Many of my clients have the misperception that they are lawfully permitted to instruct non-supervisory employees not to discuss their pay or benefits with each other. In fact, such instructions have historically run afoul of Section 7 of the National Labor Relations Act, which protects concerted employee conduct regarding terms and conditions of employment, including compensation.
Some employers have questioned whether the Trump National Labor Relations Board gives them more leeway to restrict employee compensation discussions. To be sure, the current Board has taken a relatively restrictive view of employees’ rights and has rolled back many of the rights recognized by previous Boards. However, a recent Advice Memorandum makes clear that even the current Board is likely not prepared to modify the longstanding protections in place for employee discussions of pay.
The Advice Memorandum at issue was released to the public on October 18, 2019 and involved respondent Gallup. In it, the Board’s Associate General Counsel addressed a situation in which an employer had reclassified several exempt employees to non-exempt and reduced their base salaries. One of the employees complained about the change on several occasions to other employees and to management on the ground that it would mean that employees would be paid less than before. The employer told the employee not to complain about not being paid enough. Eventually, management terminated the employee’s employment on the ground that the employee was “not happy” at the company and was talking about pay to other employees.
Applying extensive Board precedent, the Advice Memorandum had little trouble concluding that the complaints involved pay and the pay structure, which is a core component of the employment relationship. The Memorandum then addressed whether the employee had engaged in “concerted” activity, as is necessary to state a violation of Section 7 of the NLRA. The Memorandum stated that even though the employee acted alone in raising complaints with management, he/she had embarked on a “campaign” to enlist other employees’ support and had raised issues that affected them all, and therefore the activity was “concerted.” According to the Advice Memorandum, it did not matter that other employees did not actively join the complaining employee in bringing the complaints to management.

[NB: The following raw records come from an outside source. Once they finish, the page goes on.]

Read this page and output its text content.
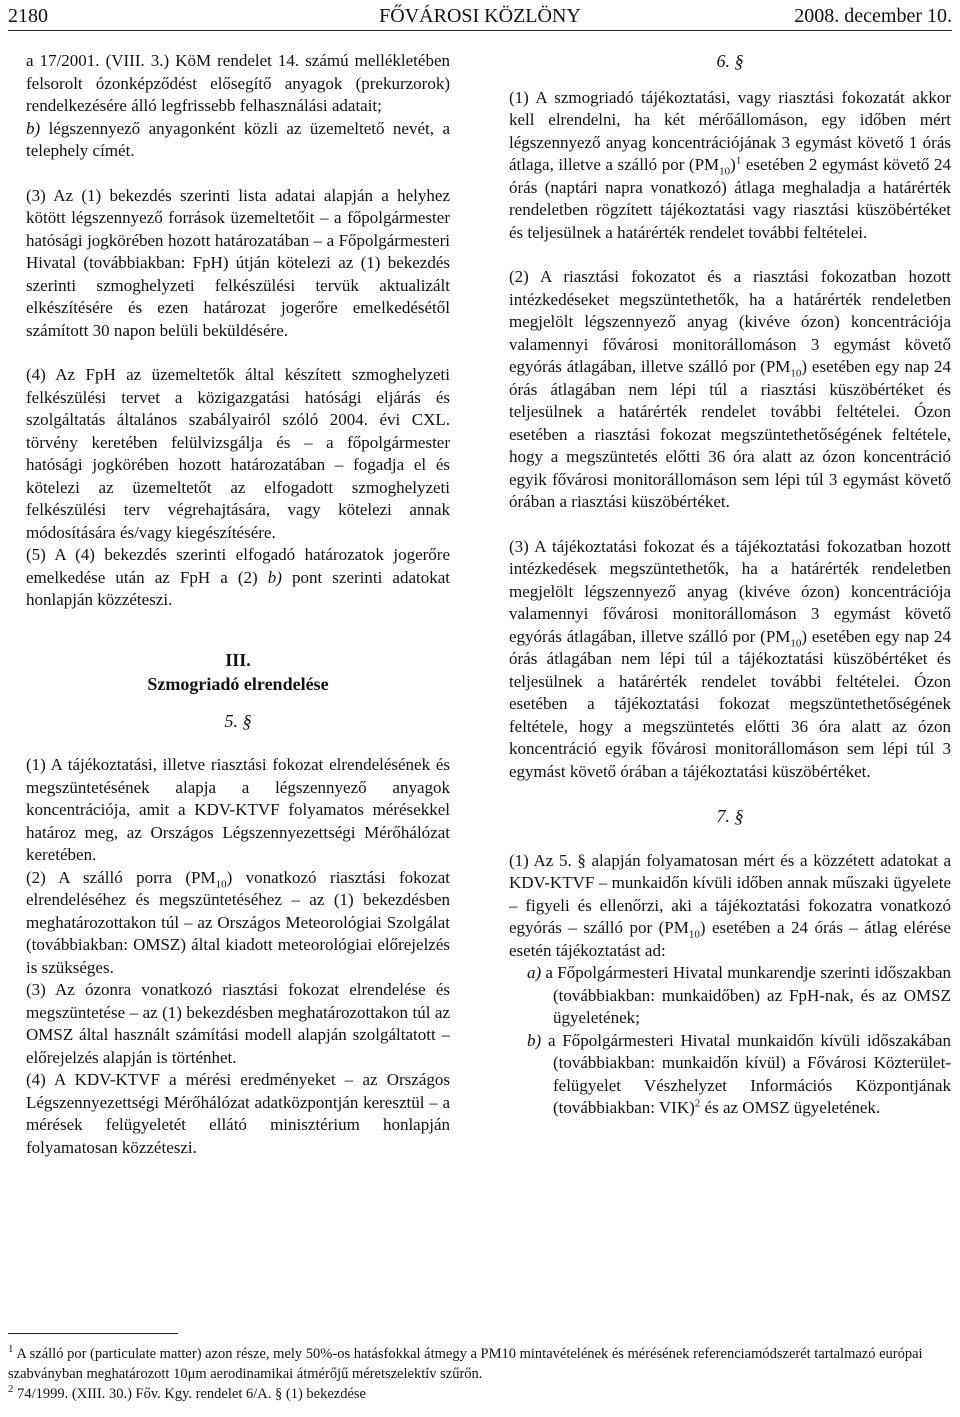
2180	FŐVÁROSI KÖZLÖNY	2008. december 10.

a 17/2001. (VIII. 3.) KöM rendelet 14. számú mellékletében felsorolt ózonképződést elősegítő anyagok (prekurzorok) rendelkezésére álló legfrissebb felhasználási adatait;

b) légszennyező anyagonként közli az üzemeltető nevét, a telephely címét.

(3) Az (1) bekezdés szerinti lista adatai alapján a helyhez kötött légszennyező források üzemeltetőit – a főpolgármester hatósági jogkörében hozott határozatában – a Főpolgármesteri Hivatal (továbbiakban: FpH) útján kötelezi az (1) bekezdés szerinti szmoghelyzeti felkészülési tervük aktualizált elkészítésére és ezen határozat jogerőre emelkedésétől számított 30 napon belüli beküldésére.

(4) Az FpH az üzemeltetők által készített szmoghelyzeti felkészülési tervet a közigazgatási hatósági eljárás és szolgáltatás általános szabályairól szóló 2004. évi CXL. törvény keretében felülvizsgálja és – a főpolgármester hatósági jogkörében hozott határozatában – fogadja el és kötelezi az üzemeltetőt az elfogadott szmoghelyzeti felkészülési terv végrehajtására, vagy kötelezi annak módosítására és/vagy kiegészítésére.

(5) A (4) bekezdés szerinti elfogadó határozatok jogerőre emelkedése után az FpH a (2) b) pont szerinti adatokat honlapján közzéteszi.

III.

Szmogriadó elrendelése

5. §

(1) A tájékoztatási, illetve riasztási fokozat elrendelésének és megszüntetésének alapja a légszennyező anyagok koncentrációja, amit a KDV-KTVF folyamatos mérésekkel határoz meg, az Országos Légszennyezettségi Mérőhálózat keretében.

(2) A szálló porra $(PM_{10})$ vonatkozó riasztási fokozat elrendeléséhez és megszüntetéséhez – az (1) bekezdésben meghatározottakon túl – az Országos Meteorológiai Szolgálat (továbbiakban: OMSZ) által kiadott meteorológiai előrejelzés is szükséges.

(3) Az ózonra vonatkozó riasztási fokozat elrendelése és megszüntetése – az (1) bekezdésben meghatározottakon túl az OMSZ által használt számítási modell alapján szolgáltatott – előrejelzés alapján is történhet.

(4) A KDV-KTVF a mérési eredményeket – az Országos Légszennyezettségi Mérőhálózat adatközpontján keresztül – a mérések felügyeletét ellátó minisztérium honlapján folyamatosan közzéteszi.

6. §

(1) A szmogriadó tájékoztatási, vagy riasztási fokozatát akkor kell elrendelni, ha két mérőállomáson, egy időben mért légszennyező anyag koncentrációjának 3 egymást követő 1 órás átlaga, illetve a szálló por $(PM_{10})^1$ esetében 2 egymást követő 24 órás (naptári napra vonatkozó) átlaga meghaladja a határérték rendeletben rögzített tájékoztatási vagy riasztási küszöbértéket és teljesülnek a határérték rendelet további feltételei.

(2) A riasztási fokozatot és a riasztási fokozatban hozott intézkedéseket megszüntethetők, ha a határérték rendeletben megjelölt légszennyező anyag (kivéve ózon) koncentrációja valamennyi fővárosi monitorállomáson 3 egymást követő egyórás átlagában, illetve szálló por $(PM_{10})$ esetében egy nap 24 órás átlagában nem lépi túl a riasztási küszöbértéket és teljesülnek a határérték rendelet további feltételei. Ózon esetében a riasztási fokozat megszüntethetőségének feltétele, hogy a megszüntetés előtti 36 óra alatt az ózon koncentráció egyik fővárosi monitorállomáson sem lépi túl 3 egymást követő órában a riasztási küszöbértéket.

(3) A tájékoztatási fokozat és a tájékoztatási fokozatban hozott intézkedések megszüntethetők, ha a határérték rendeletben megjelölt légszennyező anyag (kivéve ózon) koncentrációja valamennyi fővárosi monitorállomáson 3 egymást követő egyórás átlagában, illetve szálló por $(PM_{10})$ esetében egy nap 24 órás átlagában nem lépi túl a tájékoztatási küszöbértéket és teljesülnek a határérték rendelet további feltételei. Ózon esetében a tájékoztatási fokozat megszüntethetőségének feltétele, hogy a megszüntetés előtti 36 óra alatt az ózon koncentráció egyik fővárosi monitorállomáson sem lépi túl 3 egymást követő órában a tájékoztatási küszöbértéket.

7. §

(1) Az 5. § alapján folyamatosan mért és a közzétett adatokat a KDV-KTVF – munkaidőn kívüli időben annak műszaki ügyelete – figyeli és ellenőrzi, aki a tájékoztatási fokozatra vonatkozó egyórás – szálló por $(PM_{10})$ esetében a 24 órás – átlag elérése esetén tájékoztatást ad:

a) a Főpolgármesteri Hivatal munkarendje szerinti időszakban (továbbiakban: munkaidőben) az FpH-nak, és az OMSZ ügyeletének;

b) a Főpolgármesteri Hivatal munkaidőn kívüli időszakában (továbbiakban: munkaidőn kívül) a Fővárosi Közterület-felügyelet Vészhelyzet Információs Központjának (továbbiakban: VIK)$^2$ és az OMSZ ügyeletének.

$^1$ A szálló por (particulate matter) azon része, mely 50%-os hatásfokkal átmegy a PM10 mintavételének és mérésének referenciamódszerét tartalmazó európai szabványban meghatározott 10μm aerodinamikai átmérőjű méretszelektív szűrőn.

$^2$ 74/1999. (XIII. 30.) Főv. Kgy. rendelet 6/A. § (1) bekezdése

Advice Memoranda are not Board decisions and therefore do not constitute binding Board precedent. However, the Memoranda guide NLRB regional offices and therefore reflect the agency’s enforcement priorities.
The Bottom Line for Employers
Despite an employer-friendly NLRB under the Trump Administration, the rules have not changed regarding restrictions on non-supervisors’ discussions of their own pay. An employer that requires non-supervisory employees to keep their own compensation “confidential,” or not to discuss the employer’s compensation programs, still does so at its own peril.
Employers are still permitted, however, to restrict employees from disclosing other employees’ compensation information without their consent, and to otherwise abide by reasonable confidentiality restrictions as to the pay or other sensitive information of other employees. And employers may continue to restrict supervisors’ and managers’ discussion of their compensation, as these higher-level employees are not protected by Section 7 of the NLRA.